- Genre: Psychological thriller; Drama; Mystery;
- Created by: Nora Chassler; David Murdoch;
- Developed by: Jess Sayer; Alan Campbell;
- Written by: Nora Chassler; Kate McDermott; Jess Sayer; Douglas Mackinnon; David Murdoch; Alan Campbell;
- Directed by: Douglas Mackinnon; Robyn Grace;
- Starring: Lauren Lyle; Jay Ryan;
- Composers: Dream Chambers; Arli Liberman;
- Countries of origin: United Kingdom; New Zealand;
- Original language: English
- No. of series: 1
- No. of episodes: 6

Production
- Executive producers: Philip Smith; Cate Calver; Kathleen Anderson; David Murdoch; Douglas Mackinnon; Marc Lorber; Erik Pack; Kieran Hannigan; Thomas Robins; Gavin Smith;
- Producers: Angela Murray; Steven Zanoski;
- Cinematography: Peter McCaffrey
- Editors: Simon Starling; Nick Carew;
- Production companies: Boat Rocker Studios; Great Southern Television; Sinner Films;

Original release
- Network: BBC Scotland; BBC Two; (United Kingdom); Sky Open; (New Zealand);
- Release: 21 October 2025 – present

= The Ridge (TV series) =

British television series

The Ridge is a 2025 television series created by Nora Chassler and David Murdoch that is set in Scotland and New Zealand, and stars Lauren Lyle and Jay Ryan.

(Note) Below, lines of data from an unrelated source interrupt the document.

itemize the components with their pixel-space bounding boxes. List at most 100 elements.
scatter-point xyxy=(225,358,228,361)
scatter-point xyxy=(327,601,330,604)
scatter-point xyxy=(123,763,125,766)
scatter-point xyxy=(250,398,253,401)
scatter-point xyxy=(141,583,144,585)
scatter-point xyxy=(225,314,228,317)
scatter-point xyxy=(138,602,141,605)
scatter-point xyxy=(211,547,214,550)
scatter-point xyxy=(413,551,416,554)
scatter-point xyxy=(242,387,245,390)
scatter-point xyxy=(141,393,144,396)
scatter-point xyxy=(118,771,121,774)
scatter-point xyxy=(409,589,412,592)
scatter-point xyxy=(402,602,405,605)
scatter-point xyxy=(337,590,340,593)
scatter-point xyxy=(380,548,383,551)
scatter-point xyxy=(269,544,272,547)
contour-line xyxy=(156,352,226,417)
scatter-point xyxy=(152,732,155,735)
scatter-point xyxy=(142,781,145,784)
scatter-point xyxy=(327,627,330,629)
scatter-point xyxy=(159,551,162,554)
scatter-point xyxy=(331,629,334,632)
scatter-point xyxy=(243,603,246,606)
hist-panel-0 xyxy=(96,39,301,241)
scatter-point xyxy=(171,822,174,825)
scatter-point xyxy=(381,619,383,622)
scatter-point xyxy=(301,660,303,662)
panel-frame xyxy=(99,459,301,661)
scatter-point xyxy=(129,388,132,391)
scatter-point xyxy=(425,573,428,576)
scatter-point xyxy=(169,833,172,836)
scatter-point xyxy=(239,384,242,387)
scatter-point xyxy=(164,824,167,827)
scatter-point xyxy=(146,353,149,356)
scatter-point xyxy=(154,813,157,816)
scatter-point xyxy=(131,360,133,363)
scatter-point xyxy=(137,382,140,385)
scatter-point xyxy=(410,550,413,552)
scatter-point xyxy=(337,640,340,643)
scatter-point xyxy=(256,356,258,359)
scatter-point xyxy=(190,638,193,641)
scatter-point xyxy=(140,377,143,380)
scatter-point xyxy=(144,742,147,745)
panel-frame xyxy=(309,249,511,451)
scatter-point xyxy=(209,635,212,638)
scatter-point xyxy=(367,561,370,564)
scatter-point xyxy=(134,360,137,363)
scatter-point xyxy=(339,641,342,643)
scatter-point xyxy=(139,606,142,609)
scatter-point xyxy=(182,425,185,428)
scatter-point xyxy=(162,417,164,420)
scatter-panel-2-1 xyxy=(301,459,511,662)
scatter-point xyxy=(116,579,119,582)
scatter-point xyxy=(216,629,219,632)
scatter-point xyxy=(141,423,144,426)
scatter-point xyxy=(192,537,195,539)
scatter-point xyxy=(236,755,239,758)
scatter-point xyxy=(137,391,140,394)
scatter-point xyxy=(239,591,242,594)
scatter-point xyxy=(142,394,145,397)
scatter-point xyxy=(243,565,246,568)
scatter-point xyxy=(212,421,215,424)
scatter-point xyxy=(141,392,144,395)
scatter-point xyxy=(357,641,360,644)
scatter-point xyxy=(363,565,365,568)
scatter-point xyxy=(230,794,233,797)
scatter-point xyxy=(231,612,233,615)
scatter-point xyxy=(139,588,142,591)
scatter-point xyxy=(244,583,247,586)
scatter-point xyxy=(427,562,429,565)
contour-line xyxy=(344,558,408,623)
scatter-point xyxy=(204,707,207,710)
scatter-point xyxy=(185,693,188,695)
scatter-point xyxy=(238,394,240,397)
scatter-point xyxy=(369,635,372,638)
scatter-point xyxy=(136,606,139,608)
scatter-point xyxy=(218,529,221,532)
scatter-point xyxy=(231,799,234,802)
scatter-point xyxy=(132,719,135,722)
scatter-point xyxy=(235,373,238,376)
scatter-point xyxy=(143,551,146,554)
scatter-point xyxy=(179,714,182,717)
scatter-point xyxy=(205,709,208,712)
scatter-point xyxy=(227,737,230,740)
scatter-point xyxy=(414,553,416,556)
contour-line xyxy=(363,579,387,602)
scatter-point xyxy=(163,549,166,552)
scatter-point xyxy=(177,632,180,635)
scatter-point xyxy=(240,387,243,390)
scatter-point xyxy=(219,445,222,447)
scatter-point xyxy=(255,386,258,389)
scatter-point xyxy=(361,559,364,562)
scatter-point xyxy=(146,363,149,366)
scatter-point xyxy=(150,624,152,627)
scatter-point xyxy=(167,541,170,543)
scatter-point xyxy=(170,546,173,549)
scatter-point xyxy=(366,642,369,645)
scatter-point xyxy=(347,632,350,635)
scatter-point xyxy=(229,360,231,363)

It was first broadcast on BBC Scotland in Scotland and on Sky Open in New Zealand on 21 October 2025, followed by BBC Two in the United Kingdom on 23 October 2025.

==Premise==
A Glaswegian woman with a troubled past visits New Zealand for a wedding but encounters a tragic mystery.

==Production==
The series was announced when BBC Scotland and New Zealand broadcasting company Sky New Zealand commissioned a six-part psychological thriller series entitled The Ridge with Scottish television production outfit Sinner Films and New Zealand production company Great Southern Television would serve as co-producers of the six-part thriller television series whilst Paris-based French global sales distribution company Oble had brought international distribution rights to the upcoming series.

By December 2024, Canadian production studio Boat Rocker Studios had joined the upcoming New Zealand/Scottish six-part thriller series The Ridge as a co-producer and would replace French distribution company Oble as the former had taken over international distribution rights to the series.

The six-part series is written by Douglas Mackinnon, David Murdoch, Alan Campbell, Kate McDermott, Jess Sayer and Nora Chassler with Douglas Mackinnon as lead director and Robyn Grace as 2nd director on the series. The series is a co-production between BBC Scotland and Sky New Zealand with co-production from Great Southern Studios and Sinner Films alongside Canadian production outfit Boat Rocker Studios who would manage global distribution to the series. Douglas Mackinnon, Ivan Schneeberg, David Fortier, Jon Rutherford and Erik Pack are among the executive producers.

The cast is led by Lauren Lyle and Jay Ryan as well as Dulcie Smart, Florence Hartigan, Chloe Parker, David Van Horn, Taqi Nazeer, Claire Dargo and Cora Bissett.

Filming commenced in February 2025. Filming locations include Falkirk, Scotland and New Zealand. Seamer House at 162 Sunnyside Road, Coatesville, served as the New Zealand Manor the characters reside at. The house had previously been the set for the 2009 20th Century Fox movie Aliens in the Attic, with The Ridge taking advantage of much of the restoration work completed for Aliens in the Attic, such as various pieces of furniture.

==Broadcast==
The series premiered on BBC Scotland on 21 October 2025 and BBC Two from 23 October.

==Critical reception==
Ben Dowell of The Times wrote: "Often the writing across the six episodes is sublime. You really believe in this tiny place, even if there are more deceptions and sexual secrets here than in a medium-sized metropolis. This sure-footed, compelling show could well have you on the ridge of your seat."

Lucy Mangan of The Guardian wrote: "The inherent strangeness and wild beauty of the New Zealand setting add a dash of menace to every scene, a sense that anything might be possible if you take your eye off someone or something for a moment too long. The festering resentments of a small town, the secrets everyone knows and those just a few guard closely feel real and unnaturally potent. It is also bitterly funny, often in ways that make it achingly real and add to the melancholy at its heart."